Likewise, Hasan relies on this separate AP story which appeared in a Madison paper: “Sen. Tammy Baldwin, Rep. Gwen Moore request probe of Palestinian-American’s death.” This AP story, too, explicitly states that the timing of the death is unknown:
The Israeli military has said Omar was detained after resisting an inspection and later released, implying he was alive. It’s unclear exactly when he died. 
Hasan also cites Yaniv Kubovich’s Jan. 31 Haaretz article, “Death of 80-year-old Palestinian was ‘Moral Lapse,’ Israeli Military Report Says.” The Haaretz story also does not substantiate MSNBC’s repeated claims that As’ad died in Israeli custody. Rather, it states more carefully:
A military investigation into the death of an 80-year-old Palestinian, who died after being detained by Israeli soldiers earlier this month, shows a grave “moral lapse” by the soldiers involved in the incident. . . 
As’ad, who was also a U.S. citizen, was detained three weeks ago at a checkpoint north of Ramallah.
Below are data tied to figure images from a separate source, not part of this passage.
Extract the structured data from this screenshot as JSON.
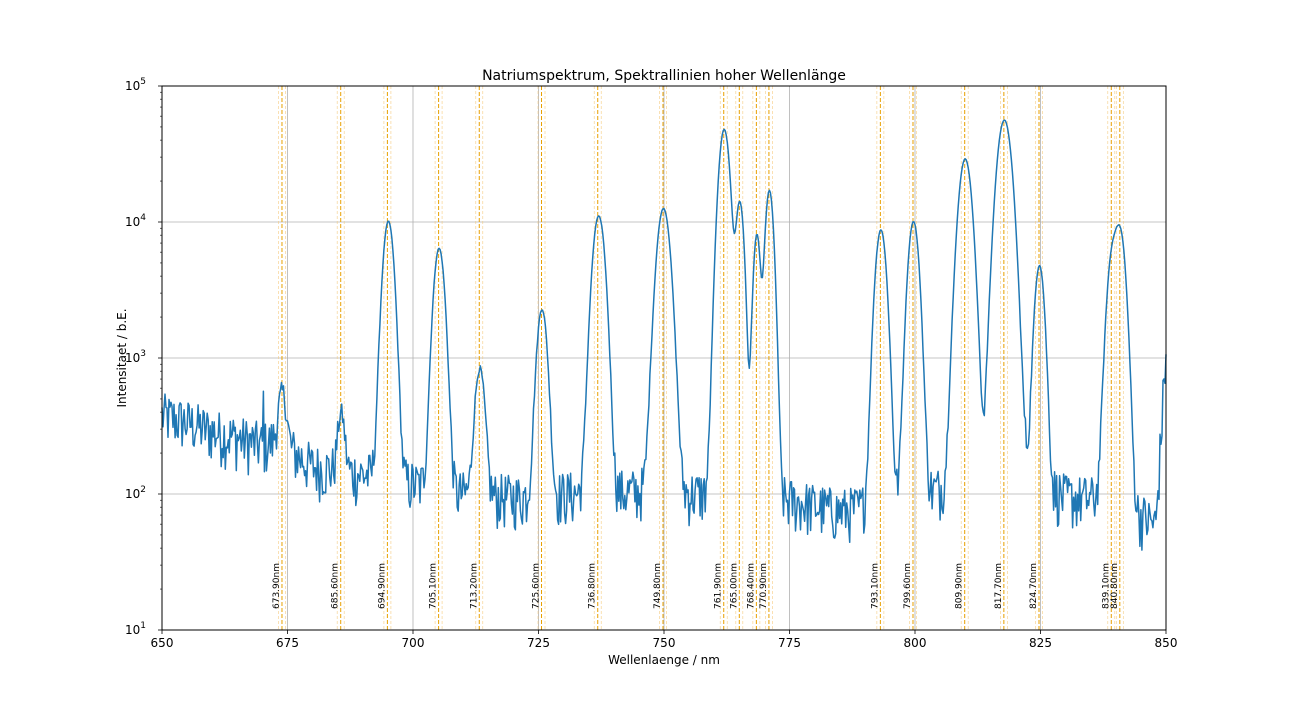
{
  "chart_data": {
    "type": "line",
    "title": "Natriumspektrum, Spektrallinien hoher Wellenlänge",
    "xlabel": "Wellenlaenge / nm",
    "ylabel": "Intensitaet / b.E.",
    "xlim": [
      650,
      850
    ],
    "ylim": [
      10,
      100000
    ],
    "yscale": "log",
    "grid": true,
    "x_ticks": [
      650,
      675,
      700,
      725,
      750,
      775,
      800,
      825,
      850
    ],
    "x_tick_labels": [
      "650",
      "675",
      "700",
      "725",
      "750",
      "775",
      "800",
      "825",
      "850"
    ],
    "y_ticks": [
      10,
      100,
      1000,
      10000,
      100000
    ],
    "y_tick_exponents": [
      "1",
      "2",
      "3",
      "4",
      "5"
    ],
    "y_tick_base": "10",
    "series_color": "#1f77b4",
    "reference_line_color": "#e8a000",
    "reference_band_color": "#f5c97a",
    "baseline": [
      [
        650,
        380
      ],
      [
        655,
        340
      ],
      [
        660,
        290
      ],
      [
        665,
        260
      ],
      [
        670,
        230
      ],
      [
        673,
        250
      ],
      [
        680,
        160
      ],
      [
        690,
        140
      ],
      [
        700,
        120
      ],
      [
        710,
        100
      ],
      [
        720,
        95
      ],
      [
        730,
        100
      ],
      [
        745,
        105
      ],
      [
        760,
        100
      ],
      [
        775,
        90
      ],
      [
        785,
        75
      ],
      [
        790,
        80
      ],
      [
        800,
        100
      ],
      [
        810,
        120
      ],
      [
        820,
        200
      ],
      [
        825,
        120
      ],
      [
        830,
        95
      ],
      [
        840,
        90
      ],
      [
        848,
        60
      ],
      [
        850,
        1200
      ]
    ],
    "peaks": [
      {
        "center": 674.0,
        "height": 330,
        "width": 0.7
      },
      {
        "center": 685.7,
        "height": 250,
        "width": 0.6
      },
      {
        "center": 695.1,
        "height": 10000,
        "width": 0.9
      },
      {
        "center": 705.2,
        "height": 6300,
        "width": 0.9
      },
      {
        "center": 713.3,
        "height": 740,
        "width": 0.8
      },
      {
        "center": 725.7,
        "height": 2200,
        "width": 0.85
      },
      {
        "center": 737.0,
        "height": 11000,
        "width": 1.0
      },
      {
        "center": 749.9,
        "height": 12500,
        "width": 1.1
      },
      {
        "center": 762.0,
        "height": 48000,
        "width": 0.9
      },
      {
        "center": 765.1,
        "height": 14000,
        "width": 0.7
      },
      {
        "center": 768.5,
        "height": 8000,
        "width": 0.6
      },
      {
        "center": 771.0,
        "height": 17000,
        "width": 0.7
      },
      {
        "center": 793.2,
        "height": 8700,
        "width": 0.9
      },
      {
        "center": 799.7,
        "height": 10000,
        "width": 0.9
      },
      {
        "center": 810.0,
        "height": 29000,
        "width": 1.1
      },
      {
        "center": 817.8,
        "height": 56000,
        "width": 1.2
      },
      {
        "center": 824.8,
        "height": 4700,
        "width": 0.8
      },
      {
        "center": 839.3,
        "height": 5300,
        "width": 0.9
      },
      {
        "center": 840.9,
        "height": 8000,
        "width": 0.9
      }
    ],
    "spike": {
      "x": 670.2,
      "y": 570
    },
    "reference_lines": [
      {
        "x": 673.9,
        "label": "673.90nm"
      },
      {
        "x": 685.6,
        "label": "685.60nm"
      },
      {
        "x": 694.9,
        "label": "694.90nm"
      },
      {
        "x": 705.1,
        "label": "705.10nm"
      },
      {
        "x": 713.2,
        "label": "713.20nm"
      },
      {
        "x": 725.6,
        "label": "725.60nm"
      },
      {
        "x": 736.8,
        "label": "736.80nm"
      },
      {
        "x": 749.8,
        "label": "749.80nm"
      },
      {
        "x": 761.9,
        "label": "761.90nm"
      },
      {
        "x": 765.0,
        "label": "765.00nm"
      },
      {
        "x": 768.4,
        "label": "768.40nm"
      },
      {
        "x": 770.9,
        "label": "770.90nm"
      },
      {
        "x": 793.1,
        "label": "793.10nm"
      },
      {
        "x": 799.6,
        "label": "799.60nm"
      },
      {
        "x": 809.9,
        "label": "809.90nm"
      },
      {
        "x": 817.7,
        "label": "817.70nm"
      },
      {
        "x": 824.7,
        "label": "824.70nm"
      },
      {
        "x": 839.1,
        "label": "839.10nm"
      },
      {
        "x": 840.8,
        "label": "840.80nm"
      }
    ]
  }
}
He apparently died after being handcuffed, gagged and forced to lie on his stomach in the cold while in custody, allegedly without any attempt at medical intervention by the soldiers guarding him.
Finally, the JStreet letter to which Hasan refers also does not allege that As’ad died while in Israeli custody.
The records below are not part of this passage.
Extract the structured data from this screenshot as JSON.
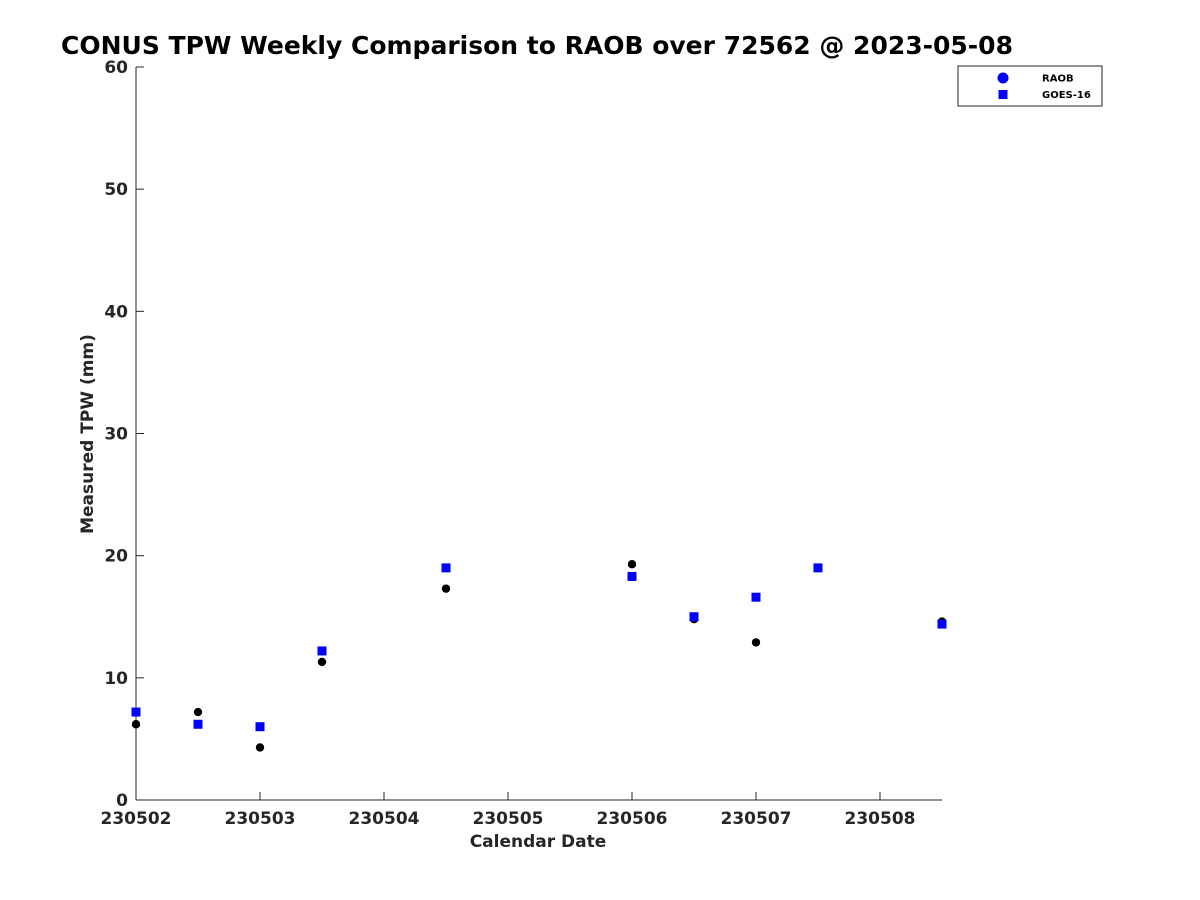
{
  "chart_data": {
    "type": "scatter",
    "title": "CONUS TPW Weekly Comparison to RAOB over 72562 @ 2023-05-08",
    "xlabel": "Calendar Date",
    "ylabel": "Measured TPW (mm)",
    "x_tick_labels": [
      "230502",
      "230503",
      "230504",
      "230505",
      "230506",
      "230507",
      "230508"
    ],
    "x_ticks": [
      230502,
      230503,
      230504,
      230505,
      230506,
      230507,
      230508
    ],
    "xlim": [
      230502,
      230508.5
    ],
    "y_ticks": [
      0,
      10,
      20,
      30,
      40,
      50,
      60
    ],
    "ylim": [
      0,
      60
    ],
    "grid": false,
    "legend_position": "top-right",
    "series": [
      {
        "name": "RAOB",
        "marker": "circle",
        "color": "#000000",
        "legend_color": "#0000ff",
        "points": [
          {
            "x": 230502.0,
            "y": 6.2
          },
          {
            "x": 230502.5,
            "y": 7.2
          },
          {
            "x": 230503.0,
            "y": 4.3
          },
          {
            "x": 230503.5,
            "y": 11.3
          },
          {
            "x": 230504.5,
            "y": 17.3
          },
          {
            "x": 230506.0,
            "y": 19.3
          },
          {
            "x": 230506.5,
            "y": 14.8
          },
          {
            "x": 230507.0,
            "y": 12.9
          },
          {
            "x": 230507.5,
            "y": 19.0
          },
          {
            "x": 230508.5,
            "y": 14.6
          }
        ]
      },
      {
        "name": "GOES-16",
        "marker": "square",
        "color": "#0000ff",
        "points": [
          {
            "x": 230502.0,
            "y": 7.2
          },
          {
            "x": 230502.5,
            "y": 6.2
          },
          {
            "x": 230503.0,
            "y": 6.0
          },
          {
            "x": 230503.5,
            "y": 12.2
          },
          {
            "x": 230504.5,
            "y": 19.0
          },
          {
            "x": 230506.0,
            "y": 18.3
          },
          {
            "x": 230506.5,
            "y": 15.0
          },
          {
            "x": 230507.0,
            "y": 16.6
          },
          {
            "x": 230507.5,
            "y": 19.0
          },
          {
            "x": 230508.5,
            "y": 14.4
          }
        ]
      }
    ]
  }
}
Media outlets which in recent days corrected the assertion that As’ad died while in Israeli custody include Haaretz, AFP (including also in Arabic) and UPI.
While the presence of conflicting sources is a common phenomenon in journalism,  it’s not often that a journalist directly contradicts his own sources, passing them off as substantiation when they are just the opposite. When a source does provide false information, a journalist is right to point out the misinformation. But in this case, Hasan cites factual sources and selectively conceals their contents which contradict him, falsely hold them up as substantiation.
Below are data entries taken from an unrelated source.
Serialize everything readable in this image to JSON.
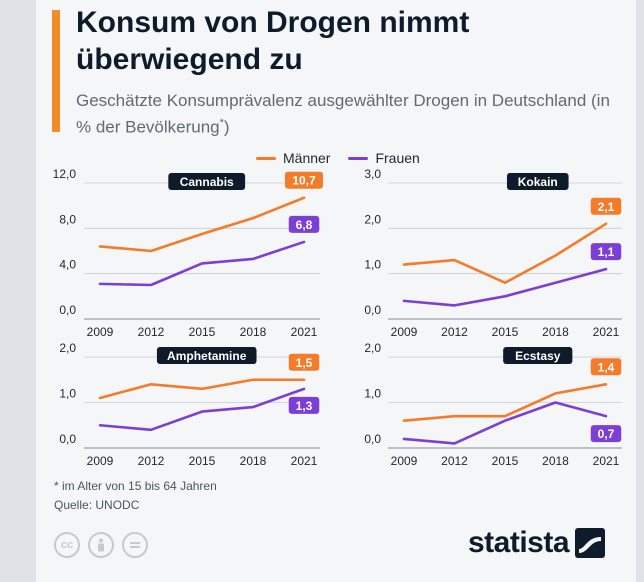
{
  "header": {
    "title": "Konsum von Drogen nimmt überwiegend zu",
    "subtitle": "Geschätzte Konsumprävalenz ausgewählter Drogen in Deutschland (in % der Bevölkerung",
    "subtitle_mark": "*",
    "subtitle_end": ")"
  },
  "legend": {
    "men": "Männer",
    "women": "Frauen"
  },
  "colors": {
    "men": "#f47b2a",
    "women": "#7b3fd6",
    "label_dark": "#0d1b2a",
    "grid": "#c7ccd2"
  },
  "chart_data": [
    {
      "type": "line",
      "title": "Cannabis",
      "x": [
        "2009",
        "2012",
        "2015",
        "2018",
        "2021"
      ],
      "ylim": [
        0,
        12
      ],
      "yticks": [
        "0,0",
        "4,0",
        "8,0",
        "12,0"
      ],
      "yticks_values": [
        0,
        4,
        8,
        12
      ],
      "series": [
        {
          "name": "Männer",
          "values": [
            6.4,
            6.0,
            7.5,
            8.9,
            10.7
          ],
          "end_label": "10,7"
        },
        {
          "name": "Frauen",
          "values": [
            3.1,
            3.0,
            4.9,
            5.3,
            6.8
          ],
          "end_label": "6,8"
        }
      ]
    },
    {
      "type": "line",
      "title": "Kokain",
      "x": [
        "2009",
        "2012",
        "2015",
        "2018",
        "2021"
      ],
      "ylim": [
        0,
        3
      ],
      "yticks": [
        "0,0",
        "1,0",
        "2,0",
        "3,0"
      ],
      "yticks_values": [
        0,
        1,
        2,
        3
      ],
      "series": [
        {
          "name": "Männer",
          "values": [
            1.2,
            1.3,
            0.8,
            1.4,
            2.1
          ],
          "end_label": "2,1"
        },
        {
          "name": "Frauen",
          "values": [
            0.4,
            0.3,
            0.5,
            0.8,
            1.1
          ],
          "end_label": "1,1"
        }
      ]
    },
    {
      "type": "line",
      "title": "Amphetamine",
      "x": [
        "2009",
        "2012",
        "2015",
        "2018",
        "2021"
      ],
      "ylim": [
        0,
        2
      ],
      "yticks": [
        "0,0",
        "1,0",
        "2,0"
      ],
      "yticks_values": [
        0,
        1,
        2
      ],
      "series": [
        {
          "name": "Männer",
          "values": [
            1.1,
            1.4,
            1.3,
            1.5,
            1.5
          ],
          "end_label": "1,5"
        },
        {
          "name": "Frauen",
          "values": [
            0.5,
            0.4,
            0.8,
            0.9,
            1.3
          ],
          "end_label": "1,3"
        }
      ]
    },
    {
      "type": "line",
      "title": "Ecstasy",
      "x": [
        "2009",
        "2012",
        "2015",
        "2018",
        "2021"
      ],
      "ylim": [
        0,
        2
      ],
      "yticks": [
        "0,0",
        "1,0",
        "2,0"
      ],
      "yticks_values": [
        0,
        1,
        2
      ],
      "series": [
        {
          "name": "Männer",
          "values": [
            0.6,
            0.7,
            0.7,
            1.2,
            1.4
          ],
          "end_label": "1,4"
        },
        {
          "name": "Frauen",
          "values": [
            0.2,
            0.1,
            0.6,
            1.0,
            0.7
          ],
          "end_label": "0,7"
        }
      ]
    }
  ],
  "footer": {
    "footnote": "* im Alter von 15 bis 64 Jahren",
    "source": "Quelle: UNODC",
    "brand": "statista",
    "license_icons": [
      "cc-icon",
      "person-icon",
      "equals-icon"
    ]
  }
}
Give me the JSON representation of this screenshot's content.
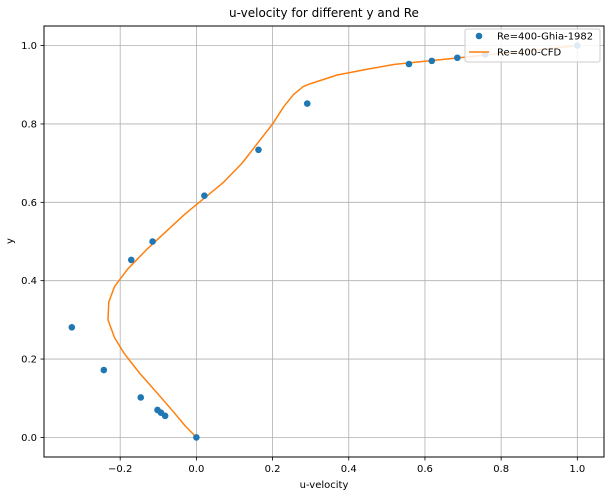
{
  "chart_data": {
    "type": "scatter",
    "title": "u-velocity for different y and Re",
    "xlabel": "u-velocity",
    "ylabel": "y",
    "xlim": [
      -0.4,
      1.07
    ],
    "ylim": [
      1.05,
      -0.05
    ],
    "y_inverted": true,
    "xticks": [
      -0.2,
      0.0,
      0.2,
      0.4,
      0.6,
      0.8,
      1.0
    ],
    "xtick_labels": [
      "−0.2",
      "0.0",
      "0.2",
      "0.4",
      "0.6",
      "0.8",
      "1.0"
    ],
    "yticks": [
      0.0,
      0.2,
      0.4,
      0.6,
      0.8,
      1.0
    ],
    "ytick_labels": [
      "0.0",
      "0.2",
      "0.4",
      "0.6",
      "0.8",
      "1.0"
    ],
    "grid": true,
    "legend_position": "top-right",
    "series": [
      {
        "name": "Re=400-Ghia-1982",
        "kind": "scatter",
        "color": "#1f77b4",
        "points": [
          {
            "x": 0.0,
            "y": 0.0
          },
          {
            "x": -0.082,
            "y": 0.055
          },
          {
            "x": -0.093,
            "y": 0.063
          },
          {
            "x": -0.102,
            "y": 0.07
          },
          {
            "x": -0.146,
            "y": 0.102
          },
          {
            "x": -0.243,
            "y": 0.172
          },
          {
            "x": -0.327,
            "y": 0.281
          },
          {
            "x": -0.171,
            "y": 0.453
          },
          {
            "x": -0.115,
            "y": 0.5
          },
          {
            "x": 0.021,
            "y": 0.617
          },
          {
            "x": 0.163,
            "y": 0.734
          },
          {
            "x": 0.291,
            "y": 0.852
          },
          {
            "x": 0.558,
            "y": 0.953
          },
          {
            "x": 0.618,
            "y": 0.961
          },
          {
            "x": 0.685,
            "y": 0.969
          },
          {
            "x": 0.758,
            "y": 0.977
          },
          {
            "x": 1.0,
            "y": 1.0
          }
        ]
      },
      {
        "name": "Re=400-CFD",
        "kind": "line",
        "color": "#ff7f0e",
        "points": [
          {
            "x": 0.0,
            "y": 0.0
          },
          {
            "x": -0.03,
            "y": 0.03
          },
          {
            "x": -0.06,
            "y": 0.065
          },
          {
            "x": -0.1,
            "y": 0.11
          },
          {
            "x": -0.15,
            "y": 0.165
          },
          {
            "x": -0.19,
            "y": 0.215
          },
          {
            "x": -0.215,
            "y": 0.255
          },
          {
            "x": -0.232,
            "y": 0.3
          },
          {
            "x": -0.23,
            "y": 0.345
          },
          {
            "x": -0.215,
            "y": 0.385
          },
          {
            "x": -0.18,
            "y": 0.43
          },
          {
            "x": -0.13,
            "y": 0.48
          },
          {
            "x": -0.08,
            "y": 0.525
          },
          {
            "x": -0.03,
            "y": 0.57
          },
          {
            "x": 0.02,
            "y": 0.61
          },
          {
            "x": 0.07,
            "y": 0.65
          },
          {
            "x": 0.12,
            "y": 0.7
          },
          {
            "x": 0.16,
            "y": 0.75
          },
          {
            "x": 0.2,
            "y": 0.8
          },
          {
            "x": 0.23,
            "y": 0.845
          },
          {
            "x": 0.255,
            "y": 0.875
          },
          {
            "x": 0.28,
            "y": 0.895
          },
          {
            "x": 0.3,
            "y": 0.903
          },
          {
            "x": 0.37,
            "y": 0.925
          },
          {
            "x": 0.45,
            "y": 0.94
          },
          {
            "x": 0.52,
            "y": 0.952
          },
          {
            "x": 0.6,
            "y": 0.96
          },
          {
            "x": 0.7,
            "y": 0.97
          },
          {
            "x": 0.8,
            "y": 0.98
          },
          {
            "x": 0.9,
            "y": 0.99
          },
          {
            "x": 1.0,
            "y": 1.0
          }
        ]
      }
    ]
  }
}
Worse, this is not the only recent instance in which Hasan misrepresented his sources.
In his Feb. 2 broadcast championing Amnesty International’s travesty of a report charging Israel with apartheid, Hasan likewise engaged in this deception. Attempting to overcome the inconvenient reality that Israel in no way resembles South Africa apartheid, he argued: “Israel doesn’t have to be a replica of South Africa. Apartheid isn’t defined by what happened in South Africa. It’s defined by international law.” To substantiate his claim that international law’s definition of apartheid is distinct from South African apartheid, he then selectively quotes from the 1973 International Suppression and Punishment of the Crime of Apartheid, saying “apartheid is defined as quote ‘inhuman acts committed for the purpose of establishing and maintaining domination by one racial group of persons over any other racial group of persons and systematically oppressing them.” But, tellingly, the words immediately preceding this text which Mehdi so dishonestly ignored are: “For the purpose of the present Convention, the term ‘the crime of apartheid’, which shall include similar policies and practices of racial segregation and discrimination as practised in southern Africa.” In other words while Hasan argues that international law doesn’t define apartheid in terms of the South African precedent, his own purported proof demonstrates exactly the opposite.

In a separate factual error in yesterday’s broadcast on As’ad, Hasan refers to the Israeli soldiers who detained As’ad as military police. At the beginning of the broadcast, Hasan erred: “Israeli military police detained him in the occupied West Bank. . . ” Likewise, the headline and summary of the broadcast refers to police custody. In fact, the soldiers in question were members of the Nezach Yehuda, which, as the IDF spokesperson’s unit has confirmed to CAMERA, is a military combat battalion belonging to the Kfir Brigade, not military police.
By falsely attributing the detainment (and thus, by extension, death) to the Israeli police, Hasan plays into a heated American conversation on U.S. police behavior. His opening — “Another American citizen has died in policy custody” — is a blatant giveaway that the false Israeli police linkage is cheap pandering to the post-journalism business model based on polarizing as opposed to informing.